Roush Racing confirms Viagra deal

Pill's name is set to be on Martin's car next year

Notebook

July 01, 2000|By Sandra McKee | Sandra McKee,SUN STAFF

DAYTONA BEACH, Fla. - Roush Racing and driver Mark Martin confirmed the speculation yesterday by unveiling their 2001 Winston Cup race car with the word Viagra sprawled all over it.

The announcement was billed as one of the season's biggest, but when time came to deliver the goods, all parties declined to say exactly what made the announcement so big.

How much money Pfizer Inc., maker of the anti-impotence drug for men, paid in the deal was the obvious answer. But not only wouldn't anyone give the number, they even found it difficult to pin down the deal's length. "Multiyear" was the best they could do.

Martin did say his Roush contract runs through 2005, and, when pushed, added, "I do expect Viagra to be my sponsor through the end of my contract, but that's just my personal expectations."

The new deal, which replaces the long-standing sponsorship agreement among Roush, Martin and Valvoline, reportedly is worth about $12 million a year.

Gordon's double deal

Three-time Winston Cup champion Jeff Gordon and his owner Rick Hendrick announced their new agreement with DuPont in Charlotte a month ago, and, again, while Hendrick described it as "the largest deal in NASCAR," he also declined specifics.

Reports surrounding that deal suggest it ranges from $16 million to $20 million a year.

Yesterday, Hendrick Motorsports announced PepsiCo Inc. has entered a five-year deal involving all three of its divisions - Pepsi-Cola, Frito-Lay and Tropicana.

Part of that deal calls for Gordon to race his No. 24 DuPont Chevrolet in two Winston Cup races a season as the Pepsi car. The car will be painted in Pepsi colors, but Dupont's logo also will continue to be on the hood and quarterpanels.

Out of action

Washington/Irving Motorsports, which suffered through a disappointing early part of the season, has been missing from the Busch Grand National Series for the past few weeks.

"We are having some financial problems," said owner Joe Washington, the former professional football player who resides in Baltimore. "With a team operating like ours ... when you aren't funded as well as the other teams are, there's gonna be some [difficult] moments. ... But when you have a sponsor that refused to continue to participate according to the letter of his obligation, then that really puts a real big damper in what you're doing."

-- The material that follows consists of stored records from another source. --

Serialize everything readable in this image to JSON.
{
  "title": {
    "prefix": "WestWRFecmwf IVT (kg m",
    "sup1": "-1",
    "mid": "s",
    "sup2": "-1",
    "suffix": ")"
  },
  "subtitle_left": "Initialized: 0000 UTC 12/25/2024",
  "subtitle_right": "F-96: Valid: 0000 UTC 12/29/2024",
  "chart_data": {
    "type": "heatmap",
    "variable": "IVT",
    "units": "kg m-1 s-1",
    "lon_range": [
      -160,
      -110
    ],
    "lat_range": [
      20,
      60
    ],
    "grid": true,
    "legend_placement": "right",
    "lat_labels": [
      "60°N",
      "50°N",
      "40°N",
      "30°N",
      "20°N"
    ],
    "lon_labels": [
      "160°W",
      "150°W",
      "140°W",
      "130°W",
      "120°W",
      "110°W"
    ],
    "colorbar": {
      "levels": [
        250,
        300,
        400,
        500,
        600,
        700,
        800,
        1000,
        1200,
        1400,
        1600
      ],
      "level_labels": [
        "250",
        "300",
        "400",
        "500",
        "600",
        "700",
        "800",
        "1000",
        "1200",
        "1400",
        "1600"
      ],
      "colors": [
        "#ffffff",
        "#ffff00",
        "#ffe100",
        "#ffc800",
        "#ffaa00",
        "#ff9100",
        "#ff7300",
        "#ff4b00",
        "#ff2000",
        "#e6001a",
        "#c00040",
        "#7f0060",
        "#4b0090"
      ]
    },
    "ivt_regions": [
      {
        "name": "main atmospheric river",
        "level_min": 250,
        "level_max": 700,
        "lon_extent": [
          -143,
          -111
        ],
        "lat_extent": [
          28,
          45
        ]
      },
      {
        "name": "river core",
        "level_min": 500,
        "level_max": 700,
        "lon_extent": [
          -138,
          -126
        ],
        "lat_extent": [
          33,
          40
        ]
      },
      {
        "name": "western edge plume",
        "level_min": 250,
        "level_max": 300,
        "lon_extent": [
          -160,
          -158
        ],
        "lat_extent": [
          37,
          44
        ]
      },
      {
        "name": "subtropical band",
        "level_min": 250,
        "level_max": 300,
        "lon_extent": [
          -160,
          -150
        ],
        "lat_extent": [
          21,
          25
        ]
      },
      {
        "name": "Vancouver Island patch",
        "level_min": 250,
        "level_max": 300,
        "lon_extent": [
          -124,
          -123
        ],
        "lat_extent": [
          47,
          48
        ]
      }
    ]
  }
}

Washington did not name the delinquent sponsor.

Paul Revere 250

For James Weaver and Andy Wallace, the Paul Revere 250 sports car race couldn't have been better. They brought their Riley & Scott Ford home first overall in the Sports Racer class Thursday here on Daytona International Speedway's winding road course.

But, for Marylanders in the field, the evening disappointed.

The best performance was by Gunnar Racing, with Columbia's Wayne Jackson joining Joe Policastro Sr. and Jr., to finish 28th overall, eighth in Grand Touring, in their Porsche 993 RSR.

Hagerstown's Doug Mills and teammate Andy McNeil drove their Camaro to a 31st-place finish, third in the American Grand Touring class.

The most disappointed Marylanders had to be Chuck Goldsborough and Mark Bunting, who started eighth in their Pilbeam MPIR-Nissan in the SRII class but had to settle for 40th overall and eighth in class, as they completed just 15 laps.